During our focus on being less defensive and being okay with being wrong this month, we have noticed an interesting connection between being wrong and being mindful. Error blindness is a significant impediment to learning from our mistakes and if we aren’t able to keep our mind in the present (be mindful) we are much more likely to be blind to our mistakes. We need to work on seeing our errors or we’ll be doomed to continue to make the same ones over and over again. We need to slow down and learn to be comfortable with being uncomfortable.
Being mindful is not an easy thing to do. It doesn’t just happen, it takes a concerted effort. We have been working on this skill as part of our work on improving our executive functioning abilities and even after many months working on this we still find some days are drastically better than others. It’s really hard to keep focus when there are so many things calling for or demanding our attention each day. There are shiny things all around us but we need to learn to slow down, remember what we were doing, and bring our focus back to the present. These distractions can be thoughts about something we need to do later that pulls us out of a conversation or the dishes left on the table that need to be cleaned up as we are taking care of the laundry.

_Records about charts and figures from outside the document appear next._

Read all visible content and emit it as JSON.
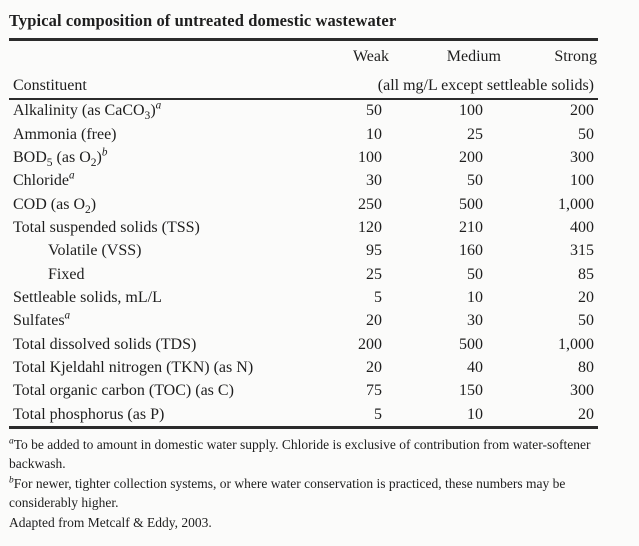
{
  "title": "Typical composition of untreated domestic wastewater",
  "table": {
    "header": {
      "constituent": "Constituent",
      "cols": [
        "Weak",
        "Medium",
        "Strong"
      ],
      "units_note": "(all mg/L except settleable solids)"
    },
    "rows": [
      {
        "label": [
          {
            "t": "Alkalinity (as CaCO"
          },
          {
            "t": "3",
            "s": "sub"
          },
          {
            "t": ")"
          },
          {
            "t": "a",
            "s": "sup"
          }
        ],
        "indent": false,
        "weak": "50",
        "medium": "100",
        "strong": "200"
      },
      {
        "label": [
          {
            "t": "Ammonia (free)"
          }
        ],
        "indent": false,
        "weak": "10",
        "medium": "25",
        "strong": "50"
      },
      {
        "label": [
          {
            "t": "BOD"
          },
          {
            "t": "5",
            "s": "sub"
          },
          {
            "t": " (as O"
          },
          {
            "t": "2",
            "s": "sub"
          },
          {
            "t": ")"
          },
          {
            "t": "b",
            "s": "sup"
          }
        ],
        "indent": false,
        "weak": "100",
        "medium": "200",
        "strong": "300"
      },
      {
        "label": [
          {
            "t": "Chloride"
          },
          {
            "t": "a",
            "s": "sup"
          }
        ],
        "indent": false,
        "weak": "30",
        "medium": "50",
        "strong": "100"
      },
      {
        "label": [
          {
            "t": "COD (as O"
          },
          {
            "t": "2",
            "s": "sub"
          },
          {
            "t": ")"
          }
        ],
        "indent": false,
        "weak": "250",
        "medium": "500",
        "strong": "1,000"
      },
      {
        "label": [
          {
            "t": "Total suspended solids (TSS)"
          }
        ],
        "indent": false,
        "weak": "120",
        "medium": "210",
        "strong": "400"
      },
      {
        "label": [
          {
            "t": "Volatile (VSS)"
          }
        ],
        "indent": true,
        "weak": "95",
        "medium": "160",
        "strong": "315"
      },
      {
        "label": [
          {
            "t": "Fixed"
          }
        ],
        "indent": true,
        "weak": "25",
        "medium": "50",
        "strong": "85"
      },
      {
        "label": [
          {
            "t": "Settleable solids, mL/L"
          }
        ],
        "indent": false,
        "weak": "5",
        "medium": "10",
        "strong": "20"
      },
      {
        "label": [
          {
            "t": "Sulfates"
          },
          {
            "t": "a",
            "s": "sup"
          }
        ],
        "indent": false,
        "weak": "20",
        "medium": "30",
        "strong": "50"
      },
      {
        "label": [
          {
            "t": "Total dissolved solids (TDS)"
          }
        ],
        "indent": false,
        "weak": "200",
        "medium": "500",
        "strong": "1,000"
      },
      {
        "label": [
          {
            "t": "Total Kjeldahl nitrogen (TKN) (as N)"
          }
        ],
        "indent": false,
        "weak": "20",
        "medium": "40",
        "strong": "80"
      },
      {
        "label": [
          {
            "t": "Total organic carbon (TOC) (as C)"
          }
        ],
        "indent": false,
        "weak": "75",
        "medium": "150",
        "strong": "300"
      },
      {
        "label": [
          {
            "t": "Total phosphorus (as P)"
          }
        ],
        "indent": false,
        "weak": "5",
        "medium": "10",
        "strong": "20"
      }
    ]
  },
  "footnotes": [
    {
      "parts": [
        {
          "t": "a",
          "s": "sup"
        },
        {
          "t": "To be added to amount in domestic water supply. Chloride is exclusive of contribution from water-softener backwash."
        }
      ]
    },
    {
      "parts": [
        {
          "t": "b",
          "s": "sup"
        },
        {
          "t": "For newer, tighter collection systems, or where water conservation is practiced, these numbers may be considerably higher."
        }
      ]
    },
    {
      "parts": [
        {
          "t": "Adapted from Metcalf & Eddy, 2003."
        }
      ]
    }
  ],
  "colors": {
    "background": "#fbfbfa",
    "text": "#1e1e1e",
    "rule": "#2b2b2b"
  }
}
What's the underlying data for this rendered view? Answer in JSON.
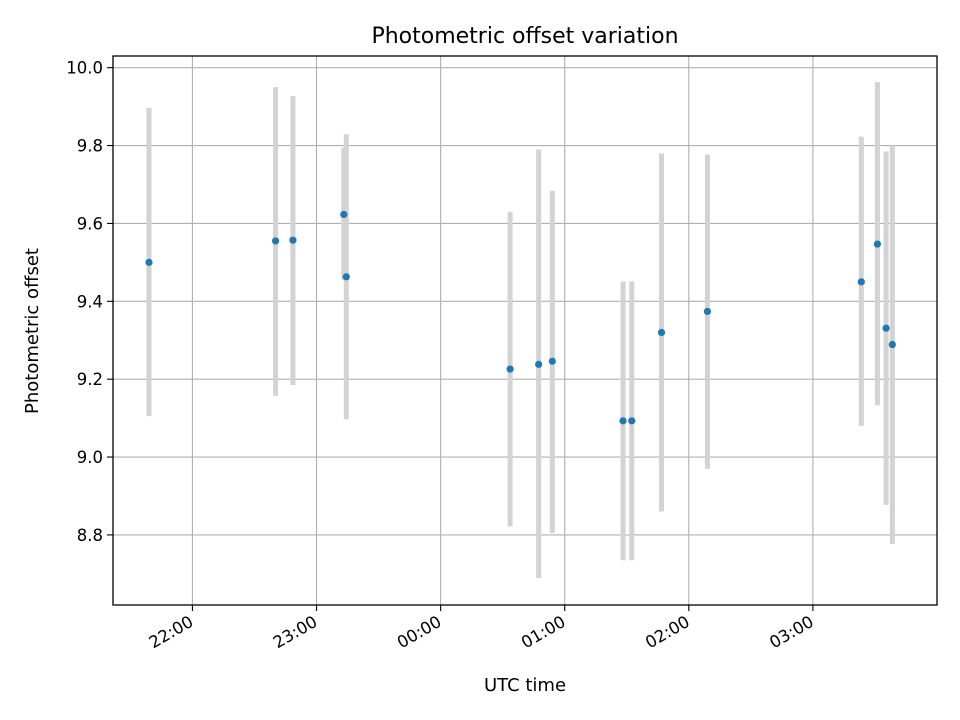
{
  "chart_data": {
    "type": "scatter",
    "title": "Photometric offset variation",
    "xlabel": "UTC time",
    "ylabel": "Photometric offset",
    "x_unit": "hours",
    "xlim": [
      -2.64,
      4.0
    ],
    "ylim": [
      8.62,
      10.03
    ],
    "grid": true,
    "x_ticks": [
      {
        "value": -2,
        "label": "22:00"
      },
      {
        "value": -1,
        "label": "23:00"
      },
      {
        "value": 0,
        "label": "00:00"
      },
      {
        "value": 1,
        "label": "01:00"
      },
      {
        "value": 2,
        "label": "02:00"
      },
      {
        "value": 3,
        "label": "03:00"
      }
    ],
    "y_ticks": [
      {
        "value": 8.8,
        "label": "8.8"
      },
      {
        "value": 9.0,
        "label": "9.0"
      },
      {
        "value": 9.2,
        "label": "9.2"
      },
      {
        "value": 9.4,
        "label": "9.4"
      },
      {
        "value": 9.6,
        "label": "9.6"
      },
      {
        "value": 9.8,
        "label": "9.8"
      },
      {
        "value": 10.0,
        "label": "10.0"
      }
    ],
    "marker_color": "#1f77b4",
    "errorbar_color": "#d3d3d3",
    "points": [
      {
        "x": -2.35,
        "y": 9.5,
        "ylow": 9.105,
        "yhigh": 9.897
      },
      {
        "x": -1.33,
        "y": 9.555,
        "ylow": 9.157,
        "yhigh": 9.95
      },
      {
        "x": -1.19,
        "y": 9.557,
        "ylow": 9.185,
        "yhigh": 9.927
      },
      {
        "x": -0.78,
        "y": 9.623,
        "ylow": 9.455,
        "yhigh": 9.795
      },
      {
        "x": -0.76,
        "y": 9.463,
        "ylow": 9.097,
        "yhigh": 9.829
      },
      {
        "x": 0.56,
        "y": 9.226,
        "ylow": 8.822,
        "yhigh": 9.63
      },
      {
        "x": 0.79,
        "y": 9.238,
        "ylow": 8.689,
        "yhigh": 9.79
      },
      {
        "x": 0.9,
        "y": 9.246,
        "ylow": 8.805,
        "yhigh": 9.684
      },
      {
        "x": 1.47,
        "y": 9.093,
        "ylow": 8.735,
        "yhigh": 9.451
      },
      {
        "x": 1.54,
        "y": 9.093,
        "ylow": 8.735,
        "yhigh": 9.451
      },
      {
        "x": 1.78,
        "y": 9.32,
        "ylow": 8.86,
        "yhigh": 9.78
      },
      {
        "x": 2.15,
        "y": 9.374,
        "ylow": 8.97,
        "yhigh": 9.777
      },
      {
        "x": 3.39,
        "y": 9.45,
        "ylow": 9.08,
        "yhigh": 9.823
      },
      {
        "x": 3.52,
        "y": 9.547,
        "ylow": 9.133,
        "yhigh": 9.963
      },
      {
        "x": 3.59,
        "y": 9.331,
        "ylow": 8.877,
        "yhigh": 9.785
      },
      {
        "x": 3.64,
        "y": 9.289,
        "ylow": 8.777,
        "yhigh": 9.8
      }
    ]
  }
}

Mindfulness is about being deliberate in all we do. It is about being present with each other and making sure we are not only listening to the conversation but participating. This is hard, and sometimes when things get hard we check out. Our brain just leaves and we need to be aware of these times so we can refocus and stay engaged. It is a struggle but we don’t want to live our life on autopilot not knowing what is missing from our lives.

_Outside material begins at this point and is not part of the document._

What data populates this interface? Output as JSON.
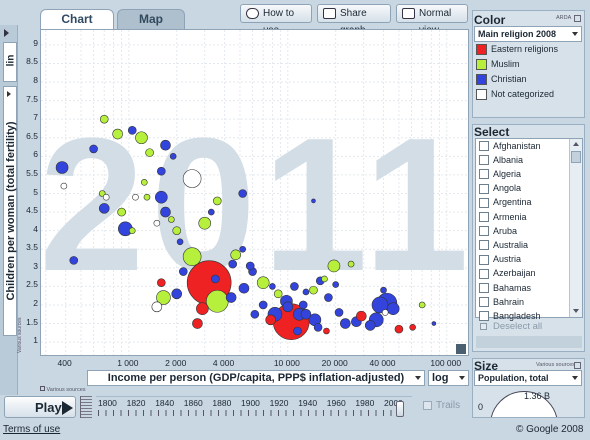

As we have been practicing to be more mindful, we have come to really appreciate the serenity prayer. It teaches us that we need to learn to accept things we can’t change, and focus on the things we can. We can have the courage to be a force for change in the world as we live one day at a time and enjoy one moment at a time.
God, give me grace to accept with serenity
the things that cannot be changed,
Courage to change the things
which should be changed,
and the Wisdom to distinguish
the one from the other.
Living one day at a time,
Enjoying one moment at a time,
Accepting hardship as a pathway to peace,
Taking, as Jesus did,
This sinful world as it is,
Not as I would have it,
Trusting that You will make all things right,
If I surrender to Your will,
So that I may be reasonably happy in this life,
And supremely happy with You forever in the next.
— Reinhold Niebuhr, Serenity Prayer
Too much of our time is lost living on autopilot but now is the time to make a change. Get out of “the thick of thin things” (Stephen R. Covey, The 7 Habits of Highly Effective People). Find time each day to sit and ponder what you need to start doing and what you need to stop. Our lives are full of distractions and only we can choose to separate ourselves from them. We don’t want to end up like Emily in the play ‘Our Town’. After her death Emily comes to realize she spent so much time caught up in the busyness of her life that she failed to notice how beautiful her life really was. Slow down and look around, you will be amazed at what you find and what you are able to accomplish.